Леонгард Сергеевич Ковалёв
Трава забвения. Рассказы
Сыну Андрею – с благодарностью за бесценную помощь
Первая память
Галка была мой первый друг. Мы жили в слободе и целые дни проводили вместе – на улице, на лугу.
Слобода была застроена по одной стороне. Через дорогу, вдоль которой стояли частные домики, с невысокого и пологого спуска начинался луг. Посреди цветистых трав его протекала речушка шириной в пять шагов, по другую сторону которой в некотором отдалении на крутой горе сгрудились крытые соломой белые хатки.
На спуске от слободы в долину росли кусты краснотала.

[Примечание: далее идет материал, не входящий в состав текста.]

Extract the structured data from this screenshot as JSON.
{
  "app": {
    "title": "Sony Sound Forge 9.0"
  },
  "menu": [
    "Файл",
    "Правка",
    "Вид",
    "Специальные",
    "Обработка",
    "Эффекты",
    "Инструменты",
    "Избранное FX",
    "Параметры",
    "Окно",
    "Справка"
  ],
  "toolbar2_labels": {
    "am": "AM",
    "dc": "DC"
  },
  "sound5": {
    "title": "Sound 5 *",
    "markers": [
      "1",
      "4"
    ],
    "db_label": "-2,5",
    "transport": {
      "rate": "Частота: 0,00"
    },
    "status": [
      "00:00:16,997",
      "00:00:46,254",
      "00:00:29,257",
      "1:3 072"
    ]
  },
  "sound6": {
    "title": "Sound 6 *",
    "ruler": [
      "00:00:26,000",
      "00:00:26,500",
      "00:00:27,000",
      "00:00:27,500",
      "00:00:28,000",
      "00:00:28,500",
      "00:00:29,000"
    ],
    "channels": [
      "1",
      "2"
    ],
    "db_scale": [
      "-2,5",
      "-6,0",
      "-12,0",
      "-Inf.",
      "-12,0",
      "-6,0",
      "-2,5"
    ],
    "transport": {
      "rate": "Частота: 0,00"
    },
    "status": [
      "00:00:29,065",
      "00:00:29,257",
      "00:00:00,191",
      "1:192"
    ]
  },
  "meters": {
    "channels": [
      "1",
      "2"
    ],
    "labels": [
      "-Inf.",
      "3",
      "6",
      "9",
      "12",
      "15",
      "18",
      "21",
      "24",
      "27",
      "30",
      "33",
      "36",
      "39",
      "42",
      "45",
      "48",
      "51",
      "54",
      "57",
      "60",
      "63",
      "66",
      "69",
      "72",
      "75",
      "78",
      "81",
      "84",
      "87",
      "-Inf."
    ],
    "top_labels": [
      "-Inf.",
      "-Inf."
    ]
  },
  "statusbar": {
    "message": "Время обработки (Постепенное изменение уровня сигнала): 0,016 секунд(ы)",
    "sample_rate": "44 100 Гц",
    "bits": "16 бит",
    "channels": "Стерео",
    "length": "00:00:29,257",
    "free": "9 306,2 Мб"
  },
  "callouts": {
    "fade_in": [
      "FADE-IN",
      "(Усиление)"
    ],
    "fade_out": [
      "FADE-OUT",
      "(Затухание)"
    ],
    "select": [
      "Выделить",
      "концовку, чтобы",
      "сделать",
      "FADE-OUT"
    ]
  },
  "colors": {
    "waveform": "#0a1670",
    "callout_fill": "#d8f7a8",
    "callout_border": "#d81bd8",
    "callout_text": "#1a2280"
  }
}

Осенью, когда облетали листья и наступали холода, становилась особенно заметной красота гибких ветвей, глянцево-блестящих, цветом от красно-бурого до тёмно-зелёного. Зимой с этого спуска мы катались на санках, а кто постарше – на лыжах.
В марте, при оттепели, мать ходила со мной на вал, откуда горожане наблюдали кулачные бои, проходившие на заснеженном лугу.
Деревня шла против города и побеждала, так как собирала больше бойцов. После сражения на снегу оставались лежать тела поверженных ратоборцев, силившихся подняться, а иногда не подававших признаков жизни.
В городе не было машин, и только изредка можно было встретить коляску извозчика. По слободе проезжал лишь водовоз. Солнечным утром с улицы доносился его зазывный клик: «Кому воды! Кому воды!». И когда он вынимал из бочки деревянную пробку, в подставленное ведро ударяла, сверкая и брызгая, хрустальная струя.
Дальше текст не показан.